Não vivia em Portugal na altura, mas afiançaram-me que o processo era extremamente simples. Bastava alguém apresentar-se com uma testemunha, nos serviços da Segurança Social, que afiançasse serem verdadeiras as declarações prestadas. Depois, passava a descontar no seu vencimento uma percentagem para pagamento desses anos. Conheço casos de pessoas que afiançaram ter começado a dar explicações aos 16 anos e descontaram sobre o que auferiam nessa actividade, durante os anos qque muito bem entenderam.

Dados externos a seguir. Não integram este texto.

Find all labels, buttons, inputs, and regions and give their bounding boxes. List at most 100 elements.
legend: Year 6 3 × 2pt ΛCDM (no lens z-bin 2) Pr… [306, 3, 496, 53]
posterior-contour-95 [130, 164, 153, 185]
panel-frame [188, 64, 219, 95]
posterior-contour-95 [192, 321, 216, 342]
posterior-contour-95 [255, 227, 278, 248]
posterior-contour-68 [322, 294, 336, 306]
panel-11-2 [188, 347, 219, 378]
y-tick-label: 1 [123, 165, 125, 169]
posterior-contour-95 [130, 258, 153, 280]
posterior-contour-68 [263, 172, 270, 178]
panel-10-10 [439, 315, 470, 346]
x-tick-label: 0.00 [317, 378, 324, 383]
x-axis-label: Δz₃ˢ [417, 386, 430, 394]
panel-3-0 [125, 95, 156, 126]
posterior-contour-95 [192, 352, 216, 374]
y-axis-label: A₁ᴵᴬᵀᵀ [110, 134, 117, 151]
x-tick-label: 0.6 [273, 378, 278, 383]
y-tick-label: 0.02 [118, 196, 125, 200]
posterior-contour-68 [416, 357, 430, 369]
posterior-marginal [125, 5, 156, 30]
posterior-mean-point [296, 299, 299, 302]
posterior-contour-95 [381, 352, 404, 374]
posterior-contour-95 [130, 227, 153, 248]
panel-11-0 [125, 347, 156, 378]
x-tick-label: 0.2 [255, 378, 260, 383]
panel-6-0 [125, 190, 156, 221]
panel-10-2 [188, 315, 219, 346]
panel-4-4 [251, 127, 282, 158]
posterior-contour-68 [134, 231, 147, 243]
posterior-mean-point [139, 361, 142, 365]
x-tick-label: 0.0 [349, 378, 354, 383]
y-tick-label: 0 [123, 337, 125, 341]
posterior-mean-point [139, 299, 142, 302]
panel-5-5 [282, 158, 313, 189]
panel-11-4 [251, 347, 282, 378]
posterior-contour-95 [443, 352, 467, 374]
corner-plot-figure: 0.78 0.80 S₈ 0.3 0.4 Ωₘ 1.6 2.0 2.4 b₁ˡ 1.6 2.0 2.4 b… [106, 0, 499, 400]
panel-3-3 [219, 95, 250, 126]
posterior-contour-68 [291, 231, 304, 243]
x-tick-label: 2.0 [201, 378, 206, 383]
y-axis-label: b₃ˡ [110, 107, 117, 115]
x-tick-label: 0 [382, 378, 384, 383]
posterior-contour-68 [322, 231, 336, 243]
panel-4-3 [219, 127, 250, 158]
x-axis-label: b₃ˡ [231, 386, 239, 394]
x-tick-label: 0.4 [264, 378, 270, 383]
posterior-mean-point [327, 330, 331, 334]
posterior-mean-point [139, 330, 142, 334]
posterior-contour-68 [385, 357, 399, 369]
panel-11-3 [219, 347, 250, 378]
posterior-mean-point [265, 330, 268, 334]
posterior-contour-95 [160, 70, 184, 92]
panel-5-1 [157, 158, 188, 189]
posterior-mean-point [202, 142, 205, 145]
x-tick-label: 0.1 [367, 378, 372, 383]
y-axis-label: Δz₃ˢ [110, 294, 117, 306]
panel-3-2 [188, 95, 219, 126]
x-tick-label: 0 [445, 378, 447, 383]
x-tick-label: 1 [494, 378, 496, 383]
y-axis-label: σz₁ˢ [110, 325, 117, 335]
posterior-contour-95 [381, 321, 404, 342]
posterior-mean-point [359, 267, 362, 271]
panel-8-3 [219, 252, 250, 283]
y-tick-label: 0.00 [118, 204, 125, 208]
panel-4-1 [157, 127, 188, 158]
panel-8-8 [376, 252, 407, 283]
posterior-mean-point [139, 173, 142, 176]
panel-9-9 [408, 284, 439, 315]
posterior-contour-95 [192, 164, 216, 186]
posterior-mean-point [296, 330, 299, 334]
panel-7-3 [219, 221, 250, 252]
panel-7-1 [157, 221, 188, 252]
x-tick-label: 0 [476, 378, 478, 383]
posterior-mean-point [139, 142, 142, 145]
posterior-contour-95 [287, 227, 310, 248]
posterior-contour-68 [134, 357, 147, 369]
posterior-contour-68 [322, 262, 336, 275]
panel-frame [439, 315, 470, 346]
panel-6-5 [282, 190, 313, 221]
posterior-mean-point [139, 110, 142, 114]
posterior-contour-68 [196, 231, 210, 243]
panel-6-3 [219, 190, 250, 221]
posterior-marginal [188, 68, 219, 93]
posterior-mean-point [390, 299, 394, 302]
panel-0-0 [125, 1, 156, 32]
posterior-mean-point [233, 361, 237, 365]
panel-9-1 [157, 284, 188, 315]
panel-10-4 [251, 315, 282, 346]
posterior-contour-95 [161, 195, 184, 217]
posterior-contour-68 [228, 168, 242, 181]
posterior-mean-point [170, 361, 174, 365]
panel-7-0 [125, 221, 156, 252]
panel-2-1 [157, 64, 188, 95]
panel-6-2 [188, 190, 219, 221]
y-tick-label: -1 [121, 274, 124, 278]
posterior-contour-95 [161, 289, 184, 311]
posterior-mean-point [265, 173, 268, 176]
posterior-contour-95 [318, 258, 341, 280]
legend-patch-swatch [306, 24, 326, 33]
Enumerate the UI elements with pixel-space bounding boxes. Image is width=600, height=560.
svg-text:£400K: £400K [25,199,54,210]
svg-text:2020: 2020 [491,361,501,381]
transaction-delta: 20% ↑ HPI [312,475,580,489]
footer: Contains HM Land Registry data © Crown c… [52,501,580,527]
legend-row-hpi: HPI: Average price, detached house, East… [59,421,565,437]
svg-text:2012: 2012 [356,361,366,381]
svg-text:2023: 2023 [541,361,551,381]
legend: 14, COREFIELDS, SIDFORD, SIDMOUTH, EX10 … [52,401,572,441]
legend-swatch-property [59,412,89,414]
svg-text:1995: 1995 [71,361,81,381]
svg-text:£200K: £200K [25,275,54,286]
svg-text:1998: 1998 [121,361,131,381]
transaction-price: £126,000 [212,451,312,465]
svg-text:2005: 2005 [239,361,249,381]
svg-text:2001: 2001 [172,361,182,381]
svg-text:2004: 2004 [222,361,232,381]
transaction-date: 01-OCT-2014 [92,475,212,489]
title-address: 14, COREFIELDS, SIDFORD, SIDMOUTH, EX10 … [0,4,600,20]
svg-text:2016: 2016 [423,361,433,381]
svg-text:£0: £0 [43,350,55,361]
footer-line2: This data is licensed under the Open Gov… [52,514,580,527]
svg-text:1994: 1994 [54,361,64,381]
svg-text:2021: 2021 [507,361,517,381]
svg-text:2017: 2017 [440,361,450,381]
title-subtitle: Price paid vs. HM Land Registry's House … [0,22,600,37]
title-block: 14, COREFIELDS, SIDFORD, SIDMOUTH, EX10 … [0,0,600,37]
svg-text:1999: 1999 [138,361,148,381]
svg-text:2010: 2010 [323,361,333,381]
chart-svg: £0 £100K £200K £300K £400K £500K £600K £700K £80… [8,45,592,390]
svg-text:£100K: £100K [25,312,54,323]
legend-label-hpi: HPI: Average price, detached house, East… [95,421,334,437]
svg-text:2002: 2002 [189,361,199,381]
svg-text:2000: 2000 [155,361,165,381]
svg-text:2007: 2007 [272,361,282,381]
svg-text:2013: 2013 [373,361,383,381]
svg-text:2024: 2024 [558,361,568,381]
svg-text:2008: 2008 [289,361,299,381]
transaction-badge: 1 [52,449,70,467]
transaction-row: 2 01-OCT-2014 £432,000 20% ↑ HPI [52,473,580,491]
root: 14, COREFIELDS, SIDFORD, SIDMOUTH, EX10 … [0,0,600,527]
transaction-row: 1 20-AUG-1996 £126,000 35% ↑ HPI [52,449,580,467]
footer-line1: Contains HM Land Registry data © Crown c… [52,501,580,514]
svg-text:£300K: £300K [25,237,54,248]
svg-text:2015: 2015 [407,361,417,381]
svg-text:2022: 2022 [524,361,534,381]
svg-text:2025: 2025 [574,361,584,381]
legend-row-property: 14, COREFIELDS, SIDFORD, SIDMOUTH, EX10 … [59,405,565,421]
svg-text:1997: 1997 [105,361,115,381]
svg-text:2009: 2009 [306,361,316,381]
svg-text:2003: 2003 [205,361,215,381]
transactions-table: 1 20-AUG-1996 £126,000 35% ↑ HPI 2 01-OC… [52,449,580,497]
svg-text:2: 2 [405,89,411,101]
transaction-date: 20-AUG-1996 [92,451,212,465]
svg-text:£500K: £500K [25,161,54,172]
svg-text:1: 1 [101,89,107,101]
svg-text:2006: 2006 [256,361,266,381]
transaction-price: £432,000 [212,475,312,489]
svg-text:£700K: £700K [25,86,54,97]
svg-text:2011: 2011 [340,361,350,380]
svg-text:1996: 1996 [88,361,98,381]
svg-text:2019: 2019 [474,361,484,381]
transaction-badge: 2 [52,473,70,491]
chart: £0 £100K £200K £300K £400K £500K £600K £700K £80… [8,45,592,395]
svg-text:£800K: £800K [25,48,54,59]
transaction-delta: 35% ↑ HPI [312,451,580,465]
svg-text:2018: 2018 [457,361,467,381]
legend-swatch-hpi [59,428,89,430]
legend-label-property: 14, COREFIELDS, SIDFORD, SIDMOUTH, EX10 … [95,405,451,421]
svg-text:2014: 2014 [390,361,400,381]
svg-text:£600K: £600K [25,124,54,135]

Garantem-me que nessa época era comum as pessoas perguntarem umas às outras”Então quantos anos compraste?”.
Graças a este processo, houve muita gente que conseguiu reformar-se com 50 e poucos anos e partir para uma nova vida, com uma reforma no bolso por inteiro. Não sei se ainda com Cavaco, mas seguramente com António Guterres, outra medida veio facilitar o processo de reformas dos funcionários públicos e torná-las mais atractivas. Quem, nos últimos 3 anos antes da reforma, ocupasse, por exemplo, um lugar no Conselho de Administração de uma empresa pública, ou certos cargos de chefia, na Administração Pública, poderia reformar-se praticamente com a totalidade do vencimento auferido nesses três anos, graças a uma fórmula adoptada para as reformas, que privilegiava os últimos anos de carreira. Também os notários podiam reformar-se com o valor obtido no último mês de actividade, engordando assim substancialmente a sua reforma.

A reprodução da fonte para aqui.